WASHINGTON — A study published last week in Nutrition Journal found that dietary supplement usage and patient recommendations were common for physicians across several medical specialties, including dermatology, cardiology and orthopedics.

The Council for Responsible Nutrition’s 2008 "Life…supplemented Healthcare Professionals Impact Study" found that 75% of dermatologists personally use dietary supplements, and 66% recommend supplements to their patients; 57% of cardiologists personally use dietary supplements, and 72% recommend supplements to their patients; and 73% of orthopedic specialists personally use dietary supplements, and 91% recommend supplements to their patients.

"Health professionals, including physicians, have an interest in healthy lifestyles and in habits that may contribute to wellness, which may include the use of dietary supplements,” study authors stated. “Some surveys of physicians suggest that they are as likely as members of the general public to use dietary supplements.”

The most commonly reported product taken by these specialists was the multivitamin, with 44% of all cardiologists, 61% of all dermatologists and 57% of all orthopedists indicating they had taken a multivitamin within the past year.

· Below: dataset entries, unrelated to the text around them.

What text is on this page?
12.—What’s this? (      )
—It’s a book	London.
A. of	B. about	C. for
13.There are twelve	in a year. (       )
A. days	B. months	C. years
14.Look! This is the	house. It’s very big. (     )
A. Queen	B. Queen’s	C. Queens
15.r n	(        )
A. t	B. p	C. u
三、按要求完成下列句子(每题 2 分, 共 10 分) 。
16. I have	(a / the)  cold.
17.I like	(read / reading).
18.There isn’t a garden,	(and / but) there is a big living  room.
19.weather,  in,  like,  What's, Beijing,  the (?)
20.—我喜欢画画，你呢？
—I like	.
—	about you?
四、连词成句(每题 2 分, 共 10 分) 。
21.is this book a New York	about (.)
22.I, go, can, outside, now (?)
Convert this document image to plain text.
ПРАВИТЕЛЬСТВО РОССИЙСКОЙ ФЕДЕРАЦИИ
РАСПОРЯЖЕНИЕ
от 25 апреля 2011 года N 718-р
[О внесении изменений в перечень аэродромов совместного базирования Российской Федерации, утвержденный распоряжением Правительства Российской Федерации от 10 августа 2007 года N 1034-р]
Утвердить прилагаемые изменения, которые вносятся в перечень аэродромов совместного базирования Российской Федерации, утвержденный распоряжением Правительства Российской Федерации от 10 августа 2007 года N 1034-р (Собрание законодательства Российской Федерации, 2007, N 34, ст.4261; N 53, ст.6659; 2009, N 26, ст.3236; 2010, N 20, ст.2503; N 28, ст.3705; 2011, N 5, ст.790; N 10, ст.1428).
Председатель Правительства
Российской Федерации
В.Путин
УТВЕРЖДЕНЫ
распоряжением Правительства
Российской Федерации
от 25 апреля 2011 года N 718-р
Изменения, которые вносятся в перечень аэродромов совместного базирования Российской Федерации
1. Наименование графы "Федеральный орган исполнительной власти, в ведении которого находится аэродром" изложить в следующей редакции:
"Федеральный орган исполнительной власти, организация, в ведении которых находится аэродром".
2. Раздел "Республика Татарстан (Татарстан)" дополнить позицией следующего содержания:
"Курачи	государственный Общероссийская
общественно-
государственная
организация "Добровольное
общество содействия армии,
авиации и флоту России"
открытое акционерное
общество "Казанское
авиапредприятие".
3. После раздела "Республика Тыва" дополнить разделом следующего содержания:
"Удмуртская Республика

Additionally, more than 25% of physicians in each specialty said they had used omega-3/fish oil supplements, and more than 20% of each of the three specialty groups said they had taken a botanical supplement in the past year, with green tea being the botanical most frequently mentioned.

Overall health and wellness was the top reason these physicians reported for taking supplements, including 32% of cardiologists, 42% of dermatologists and 43% of orthopedists. Heart health was mentioned by more than a quarter of cardiologists and orthopedists, while bone health was mentioned by about a quarter of orthopedists and dermatologists. Lowering cholesterol was cited by 20% of cardiologists, joint health by 29% of orthopedists, and skin, hair and nails by 16% of dermatologists.